Primero un descanso sobre la manta colorida. La sonrisa y los cabellos de mi madre cayendo sobre mi mirada perdida en el techo con armazon de vigas y cubierto de tejas.
Luego una sensación de vacío insostenible, una respiración aguda y el calor de la espalda de mi madre que me acomoda para que mis piernas se apoyen en su cintura y mis brazos saliendo de la manta bien ajustada al rededor de mi espalda que me sujeta firme a los hombros de mi madre.
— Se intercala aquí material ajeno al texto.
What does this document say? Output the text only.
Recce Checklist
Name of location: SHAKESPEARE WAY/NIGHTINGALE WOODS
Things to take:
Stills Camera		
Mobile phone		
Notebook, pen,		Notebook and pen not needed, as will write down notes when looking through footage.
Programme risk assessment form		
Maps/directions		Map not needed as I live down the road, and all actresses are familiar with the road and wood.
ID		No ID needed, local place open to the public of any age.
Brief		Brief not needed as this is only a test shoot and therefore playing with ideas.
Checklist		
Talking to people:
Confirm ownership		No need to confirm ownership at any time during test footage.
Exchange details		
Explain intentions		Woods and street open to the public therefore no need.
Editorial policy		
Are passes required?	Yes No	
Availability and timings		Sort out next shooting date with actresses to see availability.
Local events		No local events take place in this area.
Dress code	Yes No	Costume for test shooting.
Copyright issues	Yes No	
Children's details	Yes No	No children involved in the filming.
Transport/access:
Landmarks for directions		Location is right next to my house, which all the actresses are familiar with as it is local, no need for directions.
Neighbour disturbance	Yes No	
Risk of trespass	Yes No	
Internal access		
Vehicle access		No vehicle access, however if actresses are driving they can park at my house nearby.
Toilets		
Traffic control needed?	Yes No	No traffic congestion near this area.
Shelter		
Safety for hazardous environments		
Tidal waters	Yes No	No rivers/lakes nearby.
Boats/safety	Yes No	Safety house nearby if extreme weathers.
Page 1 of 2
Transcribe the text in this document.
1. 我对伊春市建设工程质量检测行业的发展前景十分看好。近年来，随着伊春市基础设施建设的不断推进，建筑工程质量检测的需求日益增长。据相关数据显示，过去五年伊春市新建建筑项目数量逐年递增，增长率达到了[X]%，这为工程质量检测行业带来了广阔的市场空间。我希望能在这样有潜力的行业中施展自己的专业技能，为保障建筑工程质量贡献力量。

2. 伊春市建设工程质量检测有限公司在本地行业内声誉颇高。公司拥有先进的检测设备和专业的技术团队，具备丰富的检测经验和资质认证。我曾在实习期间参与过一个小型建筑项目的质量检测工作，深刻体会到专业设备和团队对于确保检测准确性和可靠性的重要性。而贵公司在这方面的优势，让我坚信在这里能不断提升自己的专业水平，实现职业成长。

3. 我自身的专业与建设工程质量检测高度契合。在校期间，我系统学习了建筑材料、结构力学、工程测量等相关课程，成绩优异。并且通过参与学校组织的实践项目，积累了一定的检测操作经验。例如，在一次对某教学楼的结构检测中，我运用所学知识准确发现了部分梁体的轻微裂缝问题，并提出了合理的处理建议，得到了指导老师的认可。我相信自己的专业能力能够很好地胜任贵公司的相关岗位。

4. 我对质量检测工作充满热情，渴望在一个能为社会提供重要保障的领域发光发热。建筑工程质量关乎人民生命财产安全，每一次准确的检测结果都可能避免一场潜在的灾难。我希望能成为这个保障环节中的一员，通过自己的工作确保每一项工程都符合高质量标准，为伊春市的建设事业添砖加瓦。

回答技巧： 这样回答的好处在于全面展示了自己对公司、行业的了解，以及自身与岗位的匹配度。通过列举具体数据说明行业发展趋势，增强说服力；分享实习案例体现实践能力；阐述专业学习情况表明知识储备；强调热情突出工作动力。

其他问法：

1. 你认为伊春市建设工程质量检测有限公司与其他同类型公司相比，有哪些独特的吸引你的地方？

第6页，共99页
A partir de ese momento el viaje se hace especial y novedoso. Las miradas de las personas por sobre el hombro de mi madre cambia en cuanto se fijan en mi. Todos sonrien y me quedan mirando. Mi madre corresponde con una sonrisa y yo me les quedo observando.
Hace poco unos turistas, un señor y una señora me tomaron una foto. Mi madre les miró seria y ellos comprendieron que debieron pedirle permiso primero. Luego conversaron con ella muy amables y se hicieron muy amigos. Quedaron en que enviarían mi foto cuando la revelen.
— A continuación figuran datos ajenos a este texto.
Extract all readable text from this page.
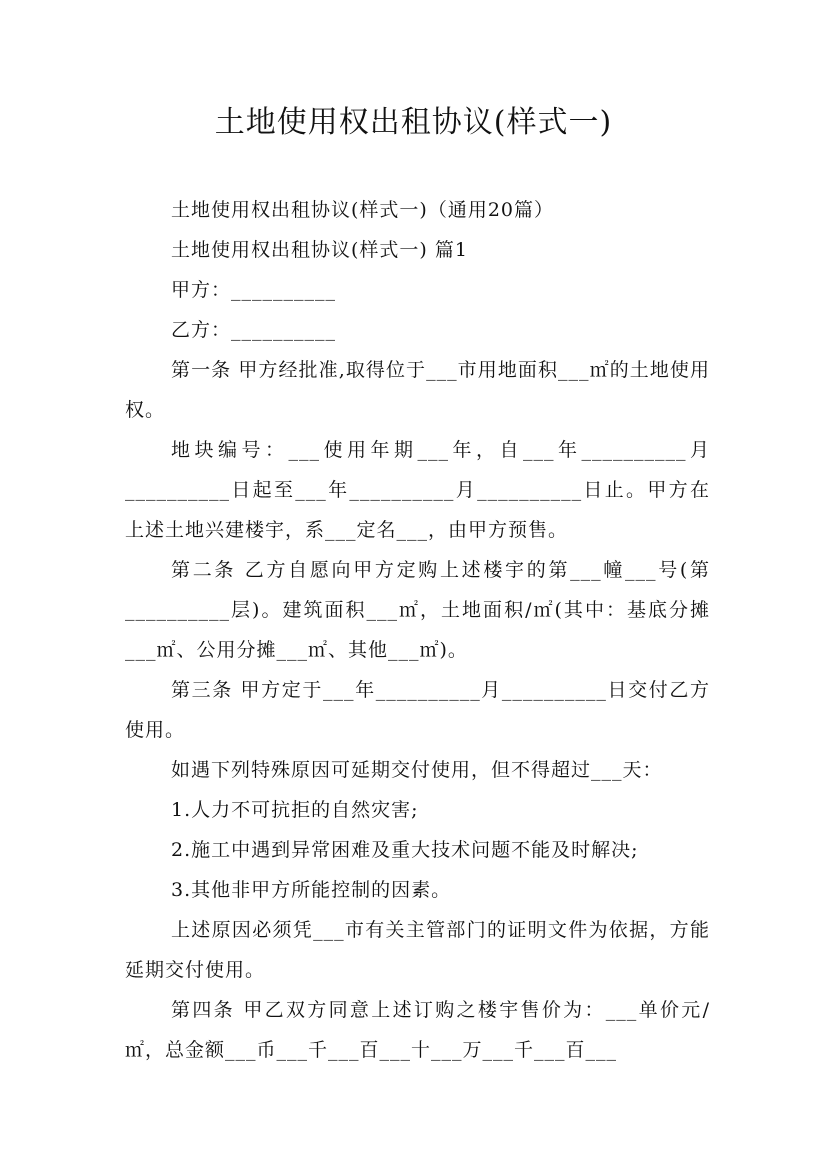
土地使用权出租协议(样式一)

土地使用权出租协议(样式一)（通用20篇）

土地使用权出租协议(样式一) 篇1

甲方：__________

乙方：__________

第一条 甲方经批准,取得位于___市用地面积___㎡的土地使用权。

地块编号：___使用年期___年，自___年__________月__________日起至___年__________月__________日止。甲方在上述土地兴建楼宇，系___定名___，由甲方预售。

第二条 乙方自愿向甲方定购上述楼宇的第___幢___号(第__________层)。建筑面积___㎡，土地面积/㎡(其中：基底分摊___㎡、公用分摊___㎡、其他___㎡)。

第三条 甲方定于___年__________月__________日交付乙方使用。

如遇下列特殊原因可延期交付使用，但不得超过___天：

1.人力不可抗拒的自然灾害;

2.施工中遇到异常困难及重大技术问题不能及时解决;

3.其他非甲方所能控制的因素。

上述原因必须凭___市有关主管部门的证明文件为依据，方能延期交付使用。

第四条 甲乙双方同意上述订购之楼宇售价为：___单价元/㎡，总金额___币___千___百___十___万___千___百___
La otra vez me crucé con un bebe que iba en los hombros de su madre, nos quedamos estupefactos como la primera vez que me hicieron verme en un espejo. Solo que esta vez me di cuenta porque no era la misma mamá.
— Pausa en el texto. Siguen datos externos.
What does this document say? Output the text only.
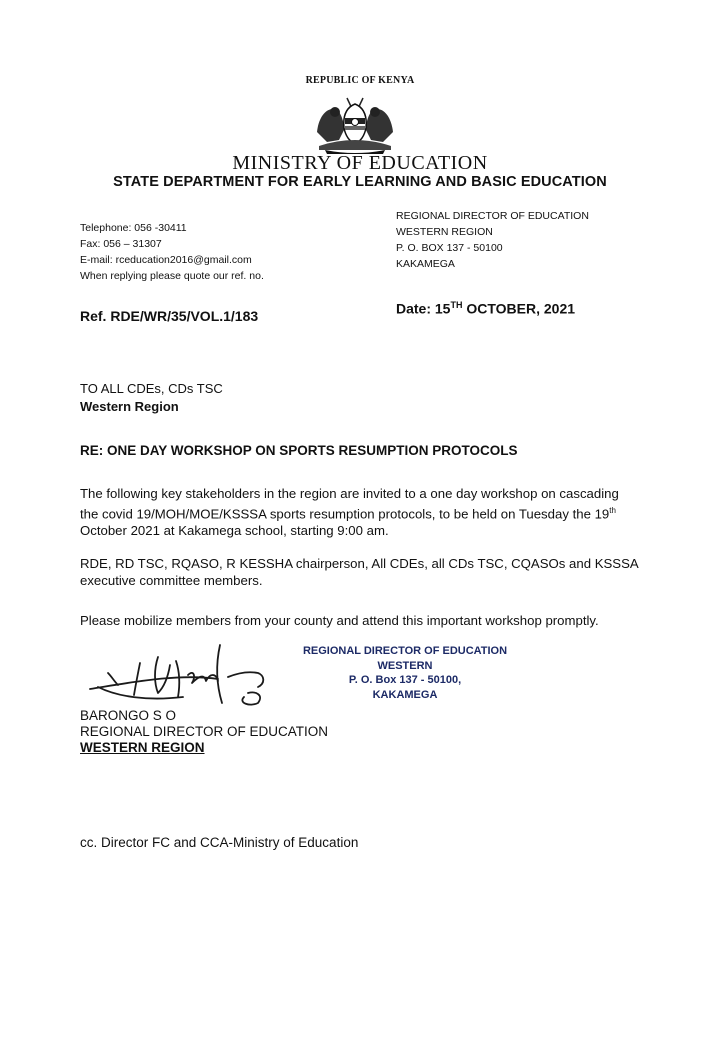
REPUBLIC OF KENYA
MINISTRY OF EDUCATION
STATE DEPARTMENT FOR EARLY LEARNING AND BASIC EDUCATION
Telephone: 056 -30411
Fax: 056 – 31307
E-mail: rceducation2016@gmail.com
When replying please quote our ref. no.
REGIONAL DIRECTOR OF EDUCATION
WESTERN REGION
P. O. BOX 137 - 50100
KAKAMEGA
Ref. RDE/WR/35/VOL.1/183	Date: 15TH OCTOBER, 2021
TO ALL CDEs, CDs TSC
Western Region
RE: ONE DAY WORKSHOP ON SPORTS RESUMPTION PROTOCOLS
The following key stakeholders in the region are invited to a one day workshop on cascading the covid 19/MOH/MOE/KSSSA sports resumption protocols, to be held on Tuesday the 19th October 2021 at Kakamega school, starting 9:00 am.
RDE, RD TSC, RQASO, R KESSHA chairperson, All CDEs, all CDs TSC, CQASOs and KSSSA executive committee members.
Please mobilize members from your county and attend this important workshop promptly.
REGIONAL DIRECTOR OF EDUCATION
WESTERN
P. O. Box 137 - 50100,
KAKAMEGA
BARONGO S O
REGIONAL DIRECTOR OF EDUCATION
WESTERN REGION
cc. Director FC and CCA-Ministry of Education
Es muy divertido ir en la espalda de mamá, puedo jugar con sus cabellos y quedarme durmiendo. A veces siento uno que otro empujoncito pero mi madre me arrulla como dando saltos pequeños y duermo profundo de nuevo.
Al atardecer regresamos a casa y me abriga mucho para no refriarme durante la noche que llega la helada que ya ha dejado marcas rojas sobre mis mejillas mi madre las cura con agua tibia de hierbas que aromatizan el dormitorio. Luego el sueño me inunda a cada respiración.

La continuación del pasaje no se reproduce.